Friday, November 18, 2022

Today in the Mission Yearbook - It’s all in the timing

The Open Table’s new pastor, the Rev. Dr. Letiah Fraser, is among the guests on ‘Being Matthew 25’

November 18, 2022

The Rev. Dr. Letiah Fraser

The Rev. Dr. Letiah Fraser, an ordained pastor with the Church of the Nazarene as well as a hospital chaplain, disability rights advocate, activist and organizer who also recently began ministry at The Open Table, got to appear alongside the organizer of the new worshiping community in Kansas City, Missouri, Nick Pickrell, on a recent broadcast of “Being Matthew 25,” hosted by Melody Smith, associate director for digital and marketing communications in the Presbyterian Mission Agency, and the Rev. Dr. Diane Moffett, the PMA’s president and executive director. Watch their half-hour conversation here or here. The Vimeo link is here.

The Open Table will proceed for a time with shared leadership, Fraser said, and “continue to work on our racial identity and how that relates to our spirituality.” It’ll also continue to grapple with this question, Fraser said: “What does it mean to reconstruct a spirituality in ways that are healthy and life-giving without having to fear what was before?”

Both a new worshiping community and a Matthew 25 community, The Open Table’s main focus most recently has been “to build a multiracial church,” said Pickrell, who’s stepping away from leadership at The Open Door after Fraser, formerly a resident at the worshiping community, accepted the leadership position. The Open Table “takes into account the ways that racism continues to wreak havoc on communities of color and white folks. We try to address that head-on as a community,” Pickrell said, with, for example, its participation in the Poor People’s Campaign, an organization Fraser has also worked with.

Nick Pickrell

“Our gatherings,” Pickrell said, gatherings that include serving a meal to the community, “are at the intersection of spirituality and social issues.”

“Thank you for bearing witness,” Moffett told the two leaders, “and for creating people who understand what God would have in terms of the issues that have plagued our world. Structural racism “dishonors God,” Moffett said, and systemic poverty “dishonors the human spirit.”

Noting that the PMA is focused on the word “evolve” during 2022 and is using Philippians 1:6 as a core Scripture, Moffett asked how, in addition to an evolving leadership model, The Open Table continues to evolve.

The Open Table started “as a community of hospitality and conversation,” Pickrell said. “It was an all-white group of people. A lot of us were at the beginning of our own journeys to waking up to our racial identity.” Many in the community “recognized that racism is a real thing and a barrier to human thriving.”

The Open Table began to hear more and more from BIPOC speakers.
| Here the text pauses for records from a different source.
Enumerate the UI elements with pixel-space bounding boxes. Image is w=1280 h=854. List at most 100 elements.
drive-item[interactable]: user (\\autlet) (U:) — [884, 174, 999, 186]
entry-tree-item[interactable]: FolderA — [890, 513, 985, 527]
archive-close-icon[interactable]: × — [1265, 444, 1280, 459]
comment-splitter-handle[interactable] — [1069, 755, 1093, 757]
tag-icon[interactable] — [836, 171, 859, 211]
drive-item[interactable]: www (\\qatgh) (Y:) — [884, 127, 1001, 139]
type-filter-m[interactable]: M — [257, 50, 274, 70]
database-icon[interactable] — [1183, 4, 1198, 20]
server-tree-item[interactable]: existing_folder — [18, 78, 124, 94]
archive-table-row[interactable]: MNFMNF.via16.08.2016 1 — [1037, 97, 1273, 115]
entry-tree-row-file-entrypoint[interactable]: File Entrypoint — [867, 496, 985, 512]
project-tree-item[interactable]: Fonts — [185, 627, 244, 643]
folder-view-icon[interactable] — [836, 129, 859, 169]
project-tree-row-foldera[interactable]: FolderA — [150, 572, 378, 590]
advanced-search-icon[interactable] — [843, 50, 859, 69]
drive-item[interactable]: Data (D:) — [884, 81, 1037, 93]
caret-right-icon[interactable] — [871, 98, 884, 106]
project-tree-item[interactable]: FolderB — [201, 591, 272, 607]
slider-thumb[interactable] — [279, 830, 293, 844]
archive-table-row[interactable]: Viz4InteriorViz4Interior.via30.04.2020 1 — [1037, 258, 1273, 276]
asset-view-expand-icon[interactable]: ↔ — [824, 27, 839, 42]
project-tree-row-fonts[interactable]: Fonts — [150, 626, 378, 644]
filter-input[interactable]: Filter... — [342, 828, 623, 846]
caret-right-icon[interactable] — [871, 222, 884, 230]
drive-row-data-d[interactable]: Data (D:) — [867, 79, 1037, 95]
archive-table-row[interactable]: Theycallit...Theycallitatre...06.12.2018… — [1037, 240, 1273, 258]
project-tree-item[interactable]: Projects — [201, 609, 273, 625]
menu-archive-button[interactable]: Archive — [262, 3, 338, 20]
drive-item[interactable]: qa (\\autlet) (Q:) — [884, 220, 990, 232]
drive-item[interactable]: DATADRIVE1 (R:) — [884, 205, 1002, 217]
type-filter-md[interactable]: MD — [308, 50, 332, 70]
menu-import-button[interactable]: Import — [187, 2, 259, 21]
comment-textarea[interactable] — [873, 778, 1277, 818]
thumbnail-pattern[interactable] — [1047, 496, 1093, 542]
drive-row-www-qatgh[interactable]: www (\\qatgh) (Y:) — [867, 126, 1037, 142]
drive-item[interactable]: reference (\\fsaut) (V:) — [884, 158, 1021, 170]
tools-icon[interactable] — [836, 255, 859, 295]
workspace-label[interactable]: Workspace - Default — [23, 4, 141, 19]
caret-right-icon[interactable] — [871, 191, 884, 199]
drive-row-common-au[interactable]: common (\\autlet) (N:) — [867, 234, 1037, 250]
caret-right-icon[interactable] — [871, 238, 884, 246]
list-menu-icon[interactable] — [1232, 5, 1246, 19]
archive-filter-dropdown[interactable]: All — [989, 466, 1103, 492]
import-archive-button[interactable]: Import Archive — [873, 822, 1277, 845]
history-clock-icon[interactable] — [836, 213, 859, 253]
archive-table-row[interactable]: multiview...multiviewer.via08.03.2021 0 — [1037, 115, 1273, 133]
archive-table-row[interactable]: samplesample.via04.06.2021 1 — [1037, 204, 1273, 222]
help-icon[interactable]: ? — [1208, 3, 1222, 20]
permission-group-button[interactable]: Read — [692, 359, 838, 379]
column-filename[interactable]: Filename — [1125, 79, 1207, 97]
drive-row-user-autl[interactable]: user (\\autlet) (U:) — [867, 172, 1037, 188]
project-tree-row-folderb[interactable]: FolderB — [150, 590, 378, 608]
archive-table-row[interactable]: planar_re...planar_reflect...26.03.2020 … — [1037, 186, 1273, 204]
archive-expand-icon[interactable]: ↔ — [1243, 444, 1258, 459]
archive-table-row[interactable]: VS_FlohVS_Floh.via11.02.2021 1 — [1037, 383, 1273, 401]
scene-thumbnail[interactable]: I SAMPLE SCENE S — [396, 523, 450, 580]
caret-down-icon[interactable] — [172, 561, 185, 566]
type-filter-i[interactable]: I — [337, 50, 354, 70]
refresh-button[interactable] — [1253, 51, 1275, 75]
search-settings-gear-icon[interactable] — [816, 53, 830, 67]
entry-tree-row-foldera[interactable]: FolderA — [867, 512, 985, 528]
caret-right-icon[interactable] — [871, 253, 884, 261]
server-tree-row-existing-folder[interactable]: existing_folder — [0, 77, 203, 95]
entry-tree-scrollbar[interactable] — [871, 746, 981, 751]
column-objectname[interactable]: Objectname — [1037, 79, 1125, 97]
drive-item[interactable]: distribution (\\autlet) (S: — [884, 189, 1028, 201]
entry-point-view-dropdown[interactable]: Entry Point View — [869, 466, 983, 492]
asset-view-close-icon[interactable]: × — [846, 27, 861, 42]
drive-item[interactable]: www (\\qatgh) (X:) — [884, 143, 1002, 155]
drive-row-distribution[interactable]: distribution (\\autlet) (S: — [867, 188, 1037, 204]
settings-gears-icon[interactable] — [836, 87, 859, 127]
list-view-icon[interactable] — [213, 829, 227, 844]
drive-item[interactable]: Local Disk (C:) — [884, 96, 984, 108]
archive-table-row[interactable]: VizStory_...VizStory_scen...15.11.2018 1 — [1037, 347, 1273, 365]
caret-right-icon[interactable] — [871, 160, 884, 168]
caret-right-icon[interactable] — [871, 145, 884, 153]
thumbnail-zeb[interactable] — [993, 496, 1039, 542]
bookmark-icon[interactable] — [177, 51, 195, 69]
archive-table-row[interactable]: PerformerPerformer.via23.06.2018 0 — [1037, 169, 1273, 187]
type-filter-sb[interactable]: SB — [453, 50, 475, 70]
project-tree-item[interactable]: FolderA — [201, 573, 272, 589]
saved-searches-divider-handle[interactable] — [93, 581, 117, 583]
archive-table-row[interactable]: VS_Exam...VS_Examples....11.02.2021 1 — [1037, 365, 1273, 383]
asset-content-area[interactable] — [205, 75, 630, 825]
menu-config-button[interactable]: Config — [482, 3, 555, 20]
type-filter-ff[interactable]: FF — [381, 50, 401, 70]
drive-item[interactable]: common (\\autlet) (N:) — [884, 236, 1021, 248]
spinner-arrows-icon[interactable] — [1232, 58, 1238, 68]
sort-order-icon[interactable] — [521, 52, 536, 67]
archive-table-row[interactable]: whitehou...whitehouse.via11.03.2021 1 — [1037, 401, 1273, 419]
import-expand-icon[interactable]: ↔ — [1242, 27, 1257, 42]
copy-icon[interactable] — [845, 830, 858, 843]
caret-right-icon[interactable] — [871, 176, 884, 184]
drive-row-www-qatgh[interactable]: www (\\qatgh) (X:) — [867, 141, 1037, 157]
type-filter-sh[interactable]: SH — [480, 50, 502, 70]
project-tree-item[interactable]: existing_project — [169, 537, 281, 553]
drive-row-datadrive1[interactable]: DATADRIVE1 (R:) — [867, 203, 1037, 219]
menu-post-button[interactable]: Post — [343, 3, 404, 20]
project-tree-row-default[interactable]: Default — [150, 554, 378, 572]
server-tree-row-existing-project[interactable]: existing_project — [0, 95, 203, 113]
Now the guideline is to have more BIPOC speakers than white people speak during gatherings, Pickrell said.

“We have tried to become very relational and very flat in our leadership,” Pickrell said. “We needed a leadership structure to reflect the community we are serving … Now you’re seeing some of the fruition [in that approach]. We are about liberation and healing — specifically BIPOC folks and white folks by proxy.”

“The structure of The Open Table,” Fraser said, “lends itself to being a Matthew 25 community.”

It’s a community “seeking to be intercultural,” Moffett noted. What, she wondered, have been some of the community’s greatest challenges and joys?

“A challenge for me as a white dude is that sometimes I want things to move a lot quicker than they do,” Pickrell said. “If you build something multiracial, things have to move slowly, especially if you want to include all. You will encounter some differences of opinion,” especially from people who are looking for something more akin to a traditional Presbyterian church, he said.

A joy of the ministry has been doing “racial identity work as a deeply spiritual act,” Pickrell said. “It’s the same with folks waking up to their gender identity. We can shed stories and ways that society says people have to exist in order to get their needs met. … It’s been wonderful to see myths fall away as we see ourselves clearly or in a new way. It’s been so transformative, and it’s been one of my greatest joys.”

Mike Ferguson, Editor, Presbyterian News Service

Let us join in prayer for:

PC(USA) Agencies’ Staff
Regina Kimbrough, Trust Officer, Presbyterian Foundation
Tracey King-Ortega, Mission co-worker serving in Nicaragua, Presbyterian Mission Agency

Let us pray

Dear Lord, sustain us as we seek to sustain each other: in the beauty of our kingdom, with the bounty of your earth, amid the needs of your cities and through the fellowship of neighbors working together. Amen.